13 yaşında Schau yakınlarındaki Zlonic köyüne gittim, amcamla yaşamaya başladım. Öğretmen ve orgçu Anton Liehmann’dan ders almaya başladım. İyi ve akıllı bir müzikçiydi. Şunu belirtmeliyim ki Bohemya’da her öğretmen temel müzik bilgisi öğretecek donanıma sahiptir. Koroya katıldım, biraz org çalmasını öğrendim. Liehmann’ın köyün müzik topluluğu için yazdığı eserleri çoğaltma işini de yapıyordum. Bazı nefesli entrümanların nota yazımı için kullanılan anahtarları birbirine karıştırırdım. Bunları bana kimse açıklamamıştı. Anlamlarını kendim bulmak zorundaydum. Çok iyi hatırlıyorum bir seferinde kendi yeteneğimi denemeye karar verdim. Yaylı çalgılar, iki klarnet, kornet, iki trompet, trombon için polka yazdım. Eve dönerken büyük gururla yanımda götürdüm. Mülhausen’daki topluluğumuzla çalmayı denedik. Açılış akorlarını duymayı nasıl heyecanla beklemiştim. Kornet bölümünü yazarken kullandığım anahtar pek yanlış değildi. Bir süre sonra transpoze hatası ortaya çıktı. Sonucu tahmin edersiniz…
İlk ciddi müzik öğrenimine ne zaman başladınız?
-Henüz başlamamıştım. Amcamla yaşadığım dönemde günün modaları doğrultusunda biraz bilgi edinmiştim. 15 yaşında piyano ve kontrpuan öğrenmeye başladım. Size sözlediğim gibi Liehmann mükemmel müzikçiydi. Bununla birlikte pek çok şeyi öğrencisinin kendi bulmasını isterdi. Örneğin, numaralandırılmış bas (figured bass) konusunu kendim öğrendim. Nasıl başardığımı, ne kadar uğraştığımı anlatamam. Fakat bir süre sonra ayin sırasında org çalarken masları numaralandırılmış bas ile yazılmış eski kopyalardan okuyabiliyordum. Kuşkusuz bunlar geleneksel Kilise Festivali’nde seslendirdiğimiz tüm maslar değildi. Cherubini ve Haydn’ın re minör, Mozart’ın do majörleri de seslendiriliyordu. Ah, o yılların konserleri… Şimdi tebessümle hatırlıyorum. Fakat o zaman ne kadar seviyordum. İşte bu ortam bende müzikal duyarlılığı geliştirdi, gerçek müzikçi olma arzusunu hissetmeye başladım.

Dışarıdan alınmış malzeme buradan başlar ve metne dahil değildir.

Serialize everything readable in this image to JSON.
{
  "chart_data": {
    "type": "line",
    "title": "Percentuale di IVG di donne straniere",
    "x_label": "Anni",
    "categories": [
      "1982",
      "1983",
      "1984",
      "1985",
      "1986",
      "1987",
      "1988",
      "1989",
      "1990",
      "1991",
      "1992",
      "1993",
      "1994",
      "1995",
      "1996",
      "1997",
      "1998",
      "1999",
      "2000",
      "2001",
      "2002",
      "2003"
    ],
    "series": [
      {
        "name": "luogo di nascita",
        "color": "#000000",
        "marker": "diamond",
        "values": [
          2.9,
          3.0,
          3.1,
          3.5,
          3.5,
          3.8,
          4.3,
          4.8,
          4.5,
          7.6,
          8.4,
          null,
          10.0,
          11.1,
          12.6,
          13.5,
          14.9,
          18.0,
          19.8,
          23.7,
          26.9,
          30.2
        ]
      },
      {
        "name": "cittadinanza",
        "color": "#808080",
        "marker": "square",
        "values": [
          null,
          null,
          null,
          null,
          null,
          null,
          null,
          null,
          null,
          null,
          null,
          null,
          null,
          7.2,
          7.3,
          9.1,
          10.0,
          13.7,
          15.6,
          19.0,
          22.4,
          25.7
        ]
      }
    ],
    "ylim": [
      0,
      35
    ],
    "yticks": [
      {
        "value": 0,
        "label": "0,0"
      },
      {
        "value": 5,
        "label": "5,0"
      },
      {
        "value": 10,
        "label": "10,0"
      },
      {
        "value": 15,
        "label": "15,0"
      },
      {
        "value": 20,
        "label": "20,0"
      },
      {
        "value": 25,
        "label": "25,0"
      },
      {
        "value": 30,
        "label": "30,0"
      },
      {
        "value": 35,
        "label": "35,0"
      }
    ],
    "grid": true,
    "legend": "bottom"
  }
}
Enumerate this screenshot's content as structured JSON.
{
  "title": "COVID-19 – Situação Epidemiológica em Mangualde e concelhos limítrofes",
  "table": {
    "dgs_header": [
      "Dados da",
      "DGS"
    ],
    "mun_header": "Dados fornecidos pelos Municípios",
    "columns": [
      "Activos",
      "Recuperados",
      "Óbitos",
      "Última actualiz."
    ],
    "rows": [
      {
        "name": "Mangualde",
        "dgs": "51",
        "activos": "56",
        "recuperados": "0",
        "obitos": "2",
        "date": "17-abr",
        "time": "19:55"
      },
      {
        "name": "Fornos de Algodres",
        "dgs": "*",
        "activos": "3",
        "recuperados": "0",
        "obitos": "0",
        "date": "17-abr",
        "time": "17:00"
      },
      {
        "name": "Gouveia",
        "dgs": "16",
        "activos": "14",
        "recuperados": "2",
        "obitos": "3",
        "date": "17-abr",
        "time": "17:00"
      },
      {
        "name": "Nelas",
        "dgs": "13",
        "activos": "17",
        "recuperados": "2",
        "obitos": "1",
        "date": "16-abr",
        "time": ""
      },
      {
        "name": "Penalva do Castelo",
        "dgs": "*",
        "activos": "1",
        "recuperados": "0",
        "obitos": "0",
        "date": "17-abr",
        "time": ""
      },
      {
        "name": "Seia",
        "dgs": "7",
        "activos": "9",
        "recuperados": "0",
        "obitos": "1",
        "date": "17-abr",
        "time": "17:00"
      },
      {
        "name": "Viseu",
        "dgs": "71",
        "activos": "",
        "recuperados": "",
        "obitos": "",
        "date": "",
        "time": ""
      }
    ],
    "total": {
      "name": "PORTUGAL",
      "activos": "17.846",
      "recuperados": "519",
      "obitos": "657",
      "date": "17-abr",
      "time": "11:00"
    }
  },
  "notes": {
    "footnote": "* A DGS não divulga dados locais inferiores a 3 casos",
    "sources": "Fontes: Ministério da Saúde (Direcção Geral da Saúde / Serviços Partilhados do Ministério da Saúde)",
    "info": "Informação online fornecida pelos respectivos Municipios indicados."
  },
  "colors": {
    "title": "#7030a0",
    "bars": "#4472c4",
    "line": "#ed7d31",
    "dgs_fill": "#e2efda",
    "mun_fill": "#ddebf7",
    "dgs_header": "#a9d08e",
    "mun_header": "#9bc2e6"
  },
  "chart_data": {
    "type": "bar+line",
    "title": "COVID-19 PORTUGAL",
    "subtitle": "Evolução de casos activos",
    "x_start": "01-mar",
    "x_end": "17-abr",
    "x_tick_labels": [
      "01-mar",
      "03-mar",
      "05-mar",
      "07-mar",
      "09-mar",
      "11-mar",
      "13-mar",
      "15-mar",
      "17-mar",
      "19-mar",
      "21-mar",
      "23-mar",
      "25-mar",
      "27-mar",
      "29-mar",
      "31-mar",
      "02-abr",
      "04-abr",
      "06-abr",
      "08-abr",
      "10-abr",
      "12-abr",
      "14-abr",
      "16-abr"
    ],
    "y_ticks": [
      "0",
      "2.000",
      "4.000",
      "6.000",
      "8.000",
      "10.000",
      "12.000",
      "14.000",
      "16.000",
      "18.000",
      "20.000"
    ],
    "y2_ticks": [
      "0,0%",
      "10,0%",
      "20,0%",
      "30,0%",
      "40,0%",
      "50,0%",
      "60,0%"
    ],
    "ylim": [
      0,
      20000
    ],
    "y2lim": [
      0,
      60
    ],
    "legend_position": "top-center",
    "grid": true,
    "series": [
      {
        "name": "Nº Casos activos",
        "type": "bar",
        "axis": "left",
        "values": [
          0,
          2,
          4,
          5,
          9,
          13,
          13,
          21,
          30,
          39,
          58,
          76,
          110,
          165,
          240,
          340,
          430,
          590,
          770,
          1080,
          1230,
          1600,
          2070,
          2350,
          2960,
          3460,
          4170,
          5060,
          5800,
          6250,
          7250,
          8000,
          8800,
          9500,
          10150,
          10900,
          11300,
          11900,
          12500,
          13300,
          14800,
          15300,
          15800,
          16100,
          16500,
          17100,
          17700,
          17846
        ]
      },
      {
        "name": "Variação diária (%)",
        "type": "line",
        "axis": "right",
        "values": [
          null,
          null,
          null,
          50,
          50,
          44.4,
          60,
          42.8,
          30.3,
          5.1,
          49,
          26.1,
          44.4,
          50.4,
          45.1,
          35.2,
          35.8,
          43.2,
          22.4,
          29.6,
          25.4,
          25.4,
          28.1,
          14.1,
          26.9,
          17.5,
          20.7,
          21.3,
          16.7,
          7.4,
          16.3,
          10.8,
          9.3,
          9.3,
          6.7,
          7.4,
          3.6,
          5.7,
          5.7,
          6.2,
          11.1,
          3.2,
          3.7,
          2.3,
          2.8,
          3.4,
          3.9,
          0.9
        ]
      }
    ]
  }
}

Sonunda arkadaşları babamı ikna etti. Hancılık yerine hakkıyla müzik öğrenimi alacağım Prag’a gönderdi. 1857’de akrabalarımın yanına gittim. Babam onlara ayda 8 florin ödüyordu. Joseph Pitsch’in orkestra şefi ve orgçu yetiştirdiği Organist Lisesi’ne girdim. Başta en ciddi sorunum Almanca bilgimin yetersizliğiydi. Tüm öğretmenler Almanca konuşuyordu. Bence skandal sayılacak bir durum. Konuşamasam bile yeteneğimi göstermenin bir yolunu buldum. Bir süre sonra gayet iyi uyum sağladım. Özellikle Pitsch öldükten sonra çok zeki müzikçi Krejci lisenin yönetimini ele alınca… Büyük bir kilisenin orgçusuydu. En iyi öğrencilerle birlikte bu kilisenin korosuna seçilmiştim. Bu sayede ilk kez Mozart, Beethoven, Mendelssohn’un eserlerini dinledim. Enstrümantal müzik yapan bestecilerin isimlerini ilk kez duyuyordum. Hala enstrümantasyon konusunu öğrenmemiştim. Hiç unutmam, ilk orkestra konserini konservatuvarda duydum. Provaya sızmanın bir yolunu bulmuştum. Orkestra provada Beethoven’in korolu senfonisini seslendiriyordu. Şef ise Spohr’du…
Lisedeki öğreniminiz ne kadar sürdü?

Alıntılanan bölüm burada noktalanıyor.